Harlequin Tuskfish Breeding Guide (Choerodon fasciatus)
Choerodon fasciatus is a pelagic-spawning Labridae wrasse that forms monogamous home-ranging pairs in the wild and is not reared in home aquaria; this guide documents its real reproductive biology and constraints.
Overview
The harlequin tuskfish (Choerodon fasciatus) is a wrasse of the family Labridae, described by Günther in 1867. It reaches about 30 cm in total length and carries roughly eight pairs of alternating orange, blue and white vertical bands with conspicuous blue teeth. The species has a disjunct Western Pacific range, from the Ryukyus and Taiwan and again from New Caledonia to Queensland, Australia, at depths of 5 to 35 m. According to FishBase it is oviparous and forms monogamous, home-ranging pairs.
Sexing
Like most labrids the harlequin tuskfish is difficult to sex by eye, and FishBase records it only as oviparous with distinct pairing during breeding. Australian specimens are noted for brighter coloration, but colour intensity is not a reliable sex marker. No externally diagnostic dimorphism is documented in the consulted sources.

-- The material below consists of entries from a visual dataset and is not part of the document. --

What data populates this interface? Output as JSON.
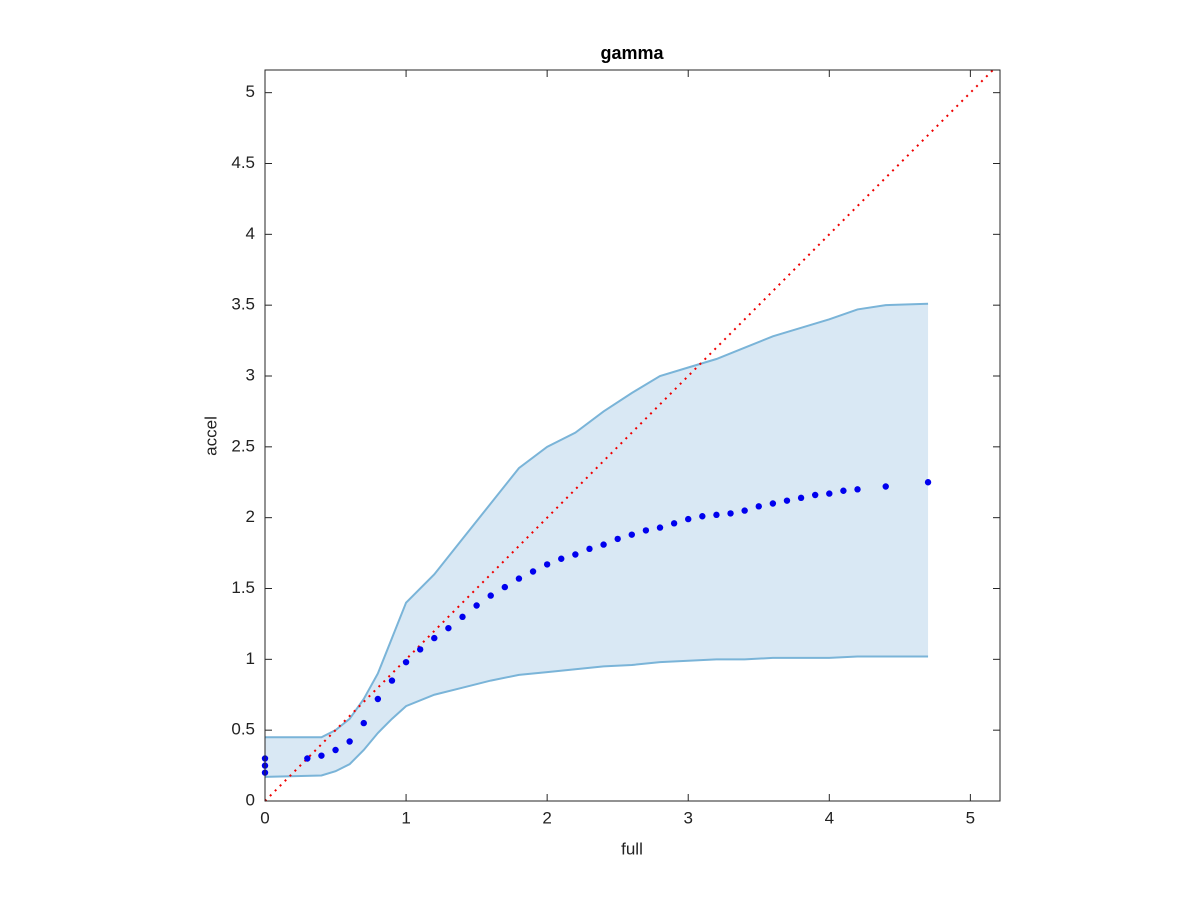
{
  "chart_data": {
    "type": "scatter",
    "title": "gamma",
    "x_label": "full",
    "y_label": "accel",
    "xlim": [
      0,
      5.21
    ],
    "ylim": [
      0,
      5.16
    ],
    "xticks": [
      0,
      1,
      2,
      3,
      4,
      5
    ],
    "yticks": [
      0,
      0.5,
      1,
      1.5,
      2,
      2.5,
      3,
      3.5,
      4,
      4.5,
      5
    ],
    "points": {
      "color": "#0000ee",
      "x": [
        0,
        0,
        0,
        0.3,
        0.4,
        0.5,
        0.6,
        0.7,
        0.8,
        0.9,
        1.0,
        1.1,
        1.2,
        1.3,
        1.4,
        1.5,
        1.6,
        1.7,
        1.8,
        1.9,
        2.0,
        2.1,
        2.2,
        2.3,
        2.4,
        2.5,
        2.6,
        2.7,
        2.8,
        2.9,
        3.0,
        3.1,
        3.2,
        3.3,
        3.4,
        3.5,
        3.6,
        3.7,
        3.8,
        3.9,
        4.0,
        4.1,
        4.2,
        4.4,
        4.7
      ],
      "y": [
        0.2,
        0.25,
        0.3,
        0.3,
        0.32,
        0.36,
        0.42,
        0.55,
        0.72,
        0.85,
        0.98,
        1.07,
        1.15,
        1.22,
        1.3,
        1.38,
        1.45,
        1.51,
        1.57,
        1.62,
        1.67,
        1.71,
        1.74,
        1.78,
        1.81,
        1.85,
        1.88,
        1.91,
        1.93,
        1.96,
        1.99,
        2.01,
        2.02,
        2.03,
        2.05,
        2.08,
        2.1,
        2.12,
        2.14,
        2.16,
        2.17,
        2.19,
        2.2,
        2.22,
        2.25
      ]
    },
    "band": {
      "color": "#7ab4d8",
      "fill": "#d9e8f4",
      "x": [
        0,
        0.4,
        0.5,
        0.6,
        0.7,
        0.8,
        0.9,
        1.0,
        1.2,
        1.4,
        1.6,
        1.8,
        2.0,
        2.2,
        2.4,
        2.6,
        2.8,
        3.0,
        3.2,
        3.4,
        3.6,
        3.8,
        4.0,
        4.2,
        4.4,
        4.7
      ],
      "upper": [
        0.45,
        0.45,
        0.5,
        0.58,
        0.72,
        0.9,
        1.15,
        1.4,
        1.6,
        1.85,
        2.1,
        2.35,
        2.5,
        2.6,
        2.75,
        2.88,
        3.0,
        3.06,
        3.12,
        3.2,
        3.28,
        3.34,
        3.4,
        3.47,
        3.5,
        3.51
      ],
      "lower": [
        0.17,
        0.18,
        0.21,
        0.26,
        0.36,
        0.48,
        0.58,
        0.67,
        0.75,
        0.8,
        0.85,
        0.89,
        0.91,
        0.93,
        0.95,
        0.96,
        0.98,
        0.99,
        1.0,
        1.0,
        1.01,
        1.01,
        1.01,
        1.02,
        1.02,
        1.02
      ]
    },
    "reference": {
      "color": "#ee0000",
      "x": [
        0,
        5.16
      ],
      "y": [
        0,
        5.16
      ]
    }
  }
}
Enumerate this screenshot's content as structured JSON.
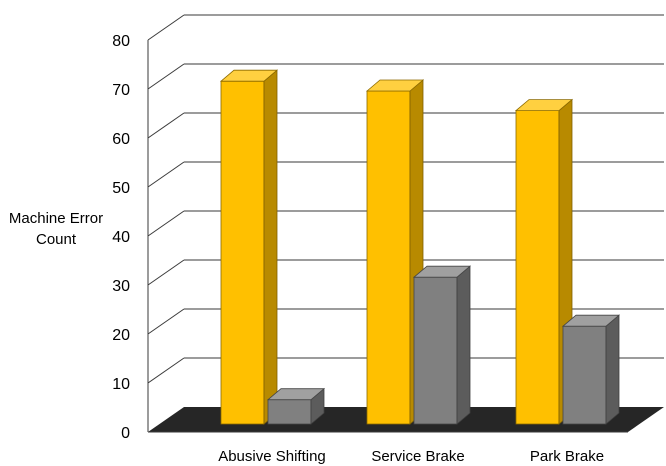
{
  "chart_data": {
    "type": "bar",
    "categories": [
      "Abusive Shifting",
      "Service Brake",
      "Park Brake"
    ],
    "series": [
      {
        "values": [
          72,
          70,
          66
        ],
        "color": "#FFC000"
      },
      {
        "values": [
          7,
          32,
          22
        ],
        "color": "#808080"
      }
    ],
    "ylabel": [
      "Machine Error",
      "Count"
    ],
    "ylim": [
      0,
      80
    ],
    "yticks": [
      0,
      10,
      20,
      30,
      40,
      50,
      60,
      70,
      80
    ],
    "grid": true,
    "legend": "none",
    "floor_color": "#262626"
  }
}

Spawning Behavior & Trigger
FishBase reports that the species is monogamous and always found in home-ranging pairs, with distinct pairing during the breeding season. As an oviparous reef wrasse it is a pelagic (broadcast) spawner: paired fish release eggs and milt into the water column, after which fertilised eggs drift as plankton. No specific captive spawning trigger has been documented.
Egg & Fry Care
The fertilised eggs are pelagic and develop into planktonic larvae that disperse in open water. This larval phase is the principal barrier to captive rearing, since the larvae are minute and require live planktonic food at densities not practical in a home tank. No published home-aquarium fry-rearing data exist for this species.
Common Challenges
Beyond the pelagic-larvae barrier, the species is intra-specifically aggressive: adults cannot be kept with their own kind, which makes establishing a compatible pair in captivity impractical. It is also not reef-safe, preying on crustaceans, molluscs and worms, so a dedicated spawning system would conflict with typical reef setups. For these reasons it remains a wild-caught species in the aquarium trade.